Established by Tomra as part of their material circularity initiative, Retility, the value-chain collaboration was set up to effectively recycle materials from retired Tomra reverse vending machines, while also providing access to quality recycled content for use in the production of new Tomra technologies.
Different plastic polymers are suited to different applications. While flexible compounds could be effective for making plastic bags, compounds with stronger structural qualities could be a better match for moulded items. But a blend of these compounds might not perform well in either application. This means that the composition of any polymer compound must be reliably documented to ensure it meets the needs of its specific application.

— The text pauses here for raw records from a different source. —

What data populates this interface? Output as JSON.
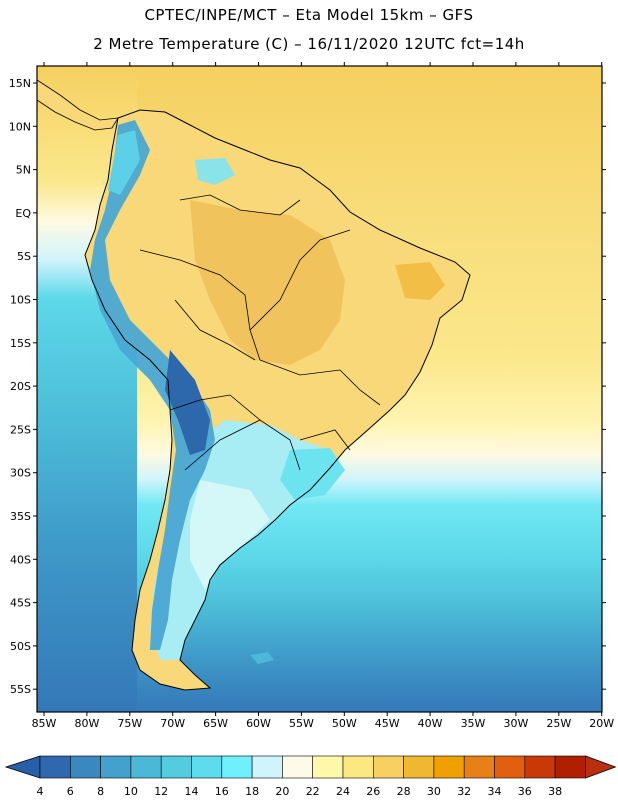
{
  "header": {
    "line1": "CPTEC/INPE/MCT –  Eta Model 15km – GFS",
    "line2": "2 Metre Temperature (C) – 16/11/2020 12UTC fct=14h"
  },
  "map": {
    "lon_range": [
      -85,
      -20
    ],
    "lat_range": [
      -58,
      17
    ],
    "lat_ticks": [
      "15N",
      "10N",
      "5N",
      "EQ",
      "5S",
      "10S",
      "15S",
      "20S",
      "25S",
      "30S",
      "35S",
      "40S",
      "45S",
      "50S",
      "55S"
    ],
    "lon_ticks": [
      "85W",
      "80W",
      "75W",
      "70W",
      "65W",
      "60W",
      "55W",
      "50W",
      "45W",
      "40W",
      "35W",
      "30W",
      "25W",
      "20W"
    ]
  },
  "colorbar": {
    "labels": [
      "4",
      "6",
      "8",
      "10",
      "12",
      "14",
      "16",
      "18",
      "20",
      "22",
      "24",
      "26",
      "28",
      "30",
      "32",
      "34",
      "36",
      "38"
    ],
    "colors": [
      "#3068b0",
      "#3a88c0",
      "#44a0cc",
      "#4cb8d8",
      "#54cce0",
      "#5cdcec",
      "#70f0fc",
      "#d0f4fc",
      "#fffae8",
      "#fff8a8",
      "#fce880",
      "#f8d060",
      "#f0b830",
      "#f0a000",
      "#e88018",
      "#e06010",
      "#c83808",
      "#b02000"
    ],
    "left_arrow_color": "#2860a8",
    "right_arrow_color": "#b83010"
  },
  "legend_colors": {
    "land_warm": "#f8d878",
    "land_hot": "#f0c050",
    "ocean_north": "#f8e080",
    "ocean_mid": "#fff0a0",
    "ocean_cool": "#60d8e8",
    "ocean_cold": "#3a88c0",
    "andes_cold": "#3068b0",
    "patagonia": "#a8f0f0"
  }
}
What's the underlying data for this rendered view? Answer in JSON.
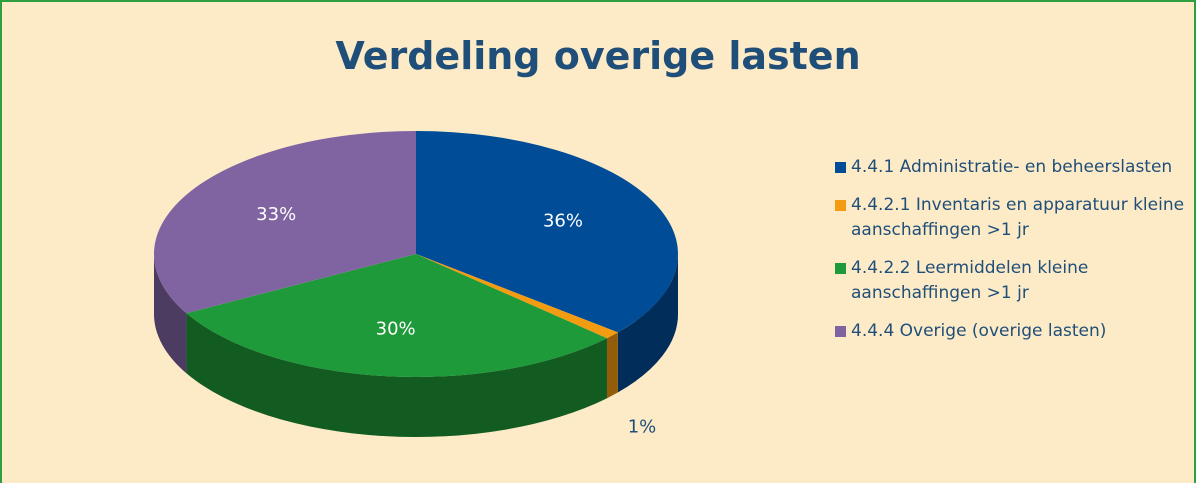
{
  "chart_data": {
    "type": "pie3d",
    "title": "Verdeling overige lasten",
    "categories": [
      "4.4.1 Administratie- en beheerslasten",
      "4.4.2.1 Inventaris en apparatuur kleine aanschaffingen >1 jr",
      "4.4.2.2 Leermiddelen kleine aanschaffingen >1 jr",
      "4.4.4 Overige (overige lasten)"
    ],
    "values": [
      36,
      1,
      30,
      33
    ],
    "value_labels": [
      "36%",
      "1%",
      "30%",
      "33%"
    ],
    "colors": [
      "#004c97",
      "#f39c12",
      "#1f9a3a",
      "#8064a2"
    ],
    "legend": "right"
  }
}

To enable this, sorting technologies are used to separate different polymer types from one another and keep material streams pure, meaning recyclers can be confident of the composition of material going in, and therefore coming out, of their recycling processes. For clear and coloured compounds, this is a common practice, but for black compounds, it’s often a different story.

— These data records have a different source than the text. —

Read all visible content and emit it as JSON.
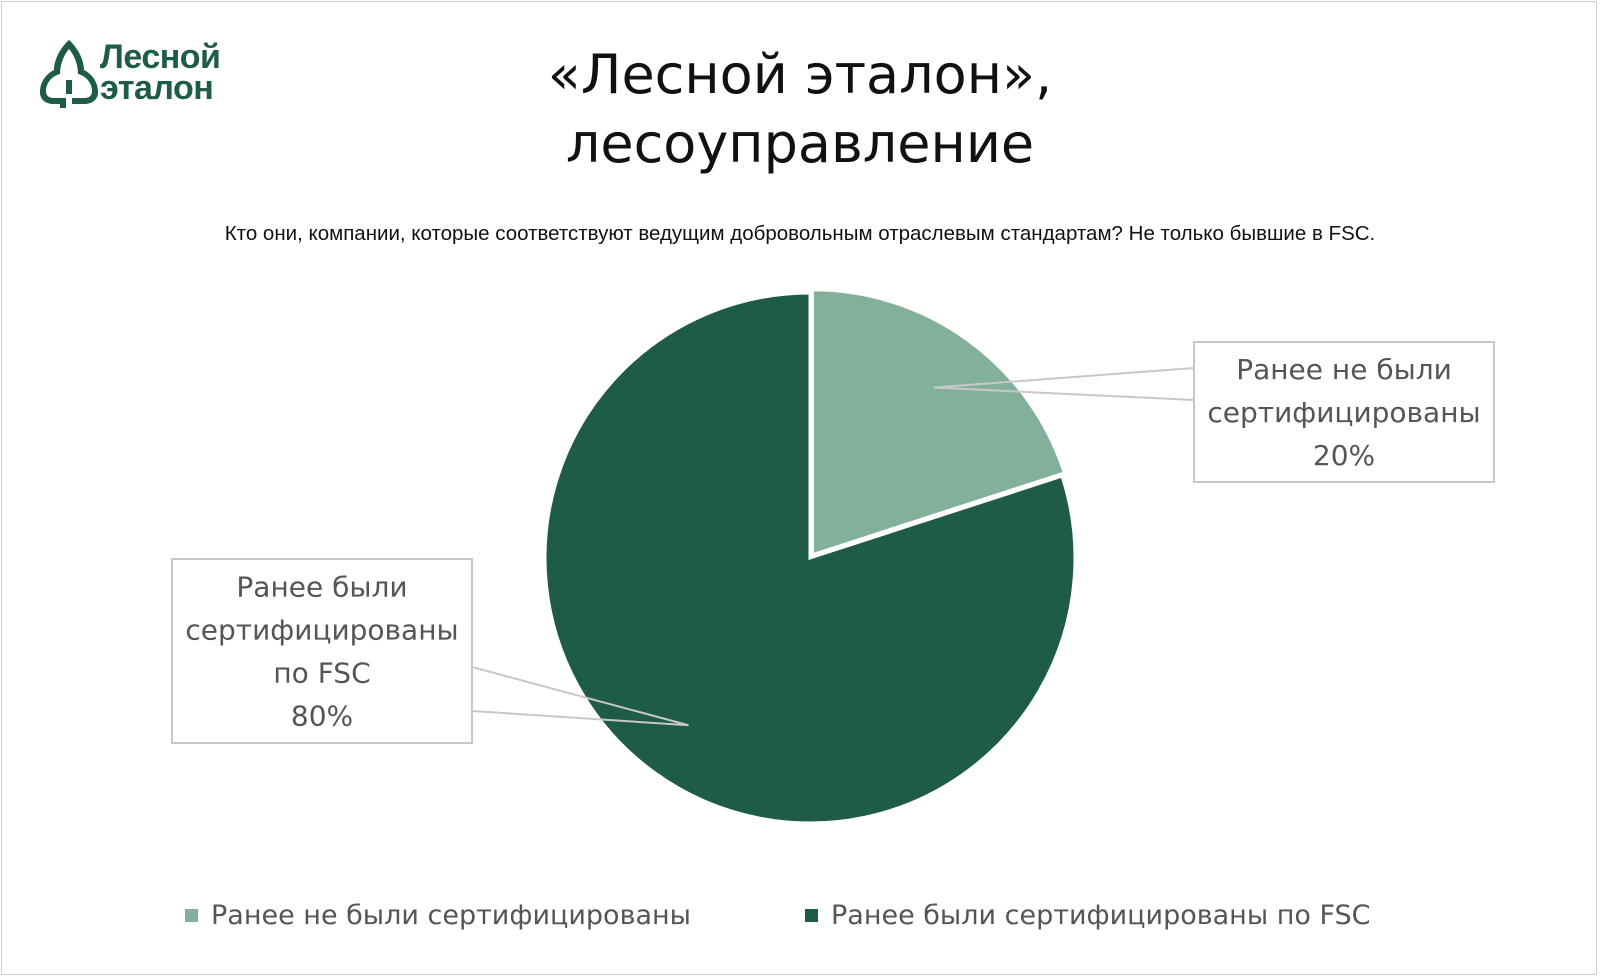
{
  "logo": {
    "line1": "Лесной",
    "line2": "эталон",
    "icon": "tree-icon",
    "color": "#1f5c47"
  },
  "title": {
    "line1": "«Лесной эталон»,",
    "line2": "лесоуправление"
  },
  "subtitle": "Кто они, компании, которые соответствуют ведущим добровольным отраслевым стандартам? Не только бывшие в FSC.",
  "chart_data": {
    "type": "pie",
    "title": "«Лесной эталон», лесоуправление",
    "subtitle": "Кто они, компании, которые соответствуют ведущим добровольным отраслевым стандартам? Не только бывшие в FSC.",
    "start_angle_deg": 0,
    "direction": "clockwise",
    "legend_position": "bottom",
    "slices": [
      {
        "name": "Ранее не были сертифицированы",
        "value": 20,
        "value_label": "20%",
        "label_lines": [
          "Ранее не были",
          "сертифицированы",
          "20%"
        ],
        "color": "#82b09a",
        "label_side": "right",
        "exploded": true
      },
      {
        "name": "Ранее были сертифицированы по FSC",
        "value": 80,
        "value_label": "80%",
        "label_lines": [
          "Ранее были",
          "сертифицированы",
          "по FSC",
          "80%"
        ],
        "color": "#1f5c47",
        "label_side": "left",
        "exploded": false
      }
    ]
  }
}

A common method for making plastic black is to mix it with carbon. Unfortunately, carbon black polymers are notoriously difficult to recycle as they are not recognized by many available sorting technologies, whereby different polymer compounds could be separated from one another. This issue is a barrier to keeping each polymer type’s purity high enough to guarantee the desired physical properties are maintained in the new recycled compounds. As a result, carbon black polymers are typically sent for incineration.

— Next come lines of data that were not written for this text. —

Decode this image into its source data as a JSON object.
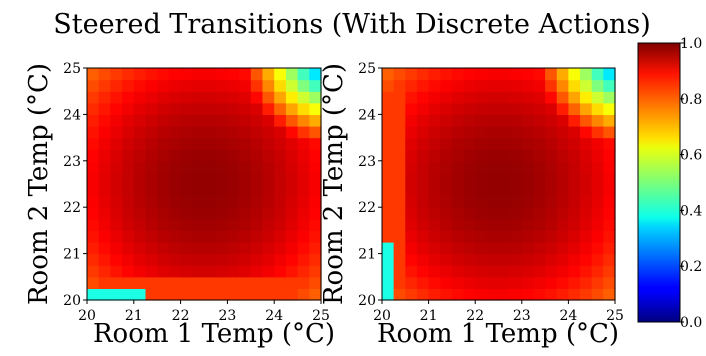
{
  "chart_data": {
    "type": "heatmap",
    "title": "Steered Transitions (With Discrete Actions)",
    "colormap": "jet",
    "colorbar": {
      "range": [
        0.0,
        1.0
      ],
      "ticks": [
        "0.0",
        "0.2",
        "0.4",
        "0.6",
        "0.8",
        "1.0"
      ]
    },
    "panels": [
      {
        "name": "left",
        "xlabel": "Room 1 Temp (°C)",
        "ylabel": "Room 2 Temp (°C)",
        "xlim": [
          20,
          25
        ],
        "ylim": [
          20,
          25
        ],
        "xticks": [
          "20",
          "21",
          "22",
          "23",
          "24",
          "25"
        ],
        "yticks": [
          "20",
          "21",
          "22",
          "23",
          "24",
          "25"
        ],
        "max_value": 0.98,
        "max_at": [
          22.5,
          22.5
        ],
        "hot_corner_value": 0.5,
        "artifact": {
          "edge": "bottom",
          "x_range": [
            20.0,
            21.2
          ],
          "y_range": [
            20.0,
            20.25
          ],
          "value": 0.4
        },
        "orange_band": {
          "edge": "bottom",
          "y_range": [
            20.0,
            20.5
          ],
          "value": 0.82
        }
      },
      {
        "name": "right",
        "xlabel": "Room 1 Temp (°C)",
        "ylabel": "Room 2 Temp (°C)",
        "xlim": [
          20,
          25
        ],
        "ylim": [
          20,
          25
        ],
        "xticks": [
          "20",
          "21",
          "22",
          "23",
          "24",
          "25"
        ],
        "yticks": [
          "20",
          "21",
          "22",
          "23",
          "24",
          "25"
        ],
        "max_value": 0.98,
        "max_at": [
          22.5,
          22.5
        ],
        "hot_corner_value": 0.5,
        "artifact": {
          "edge": "left",
          "x_range": [
            20.0,
            20.25
          ],
          "y_range": [
            20.0,
            21.2
          ],
          "value": 0.4
        },
        "orange_band": {
          "edge": "left",
          "x_range": [
            20.0,
            20.5
          ],
          "value": 0.82
        }
      }
    ]
  }
}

Applications of black polymers are found overwhelmingly in computer and mobile technology, where up to 60% of the associated plastics are black, and the automotive industry, where around 90% of plastics are coloured black.
Working with European Recycling Platform in Norway, Tomra reverse vending machines are responsibly decommissioned at their end of life. During disassembly, a range of black plastic parts are pre-sorted by polymer type before being passed to Polykemi, an industrial plastics compounder, to be recycled in a quality-assured material stream. Thereafter, the fully documented, high-quality recycled content is sent to Tomra’s existing injection moulding partners to become new polymer parts.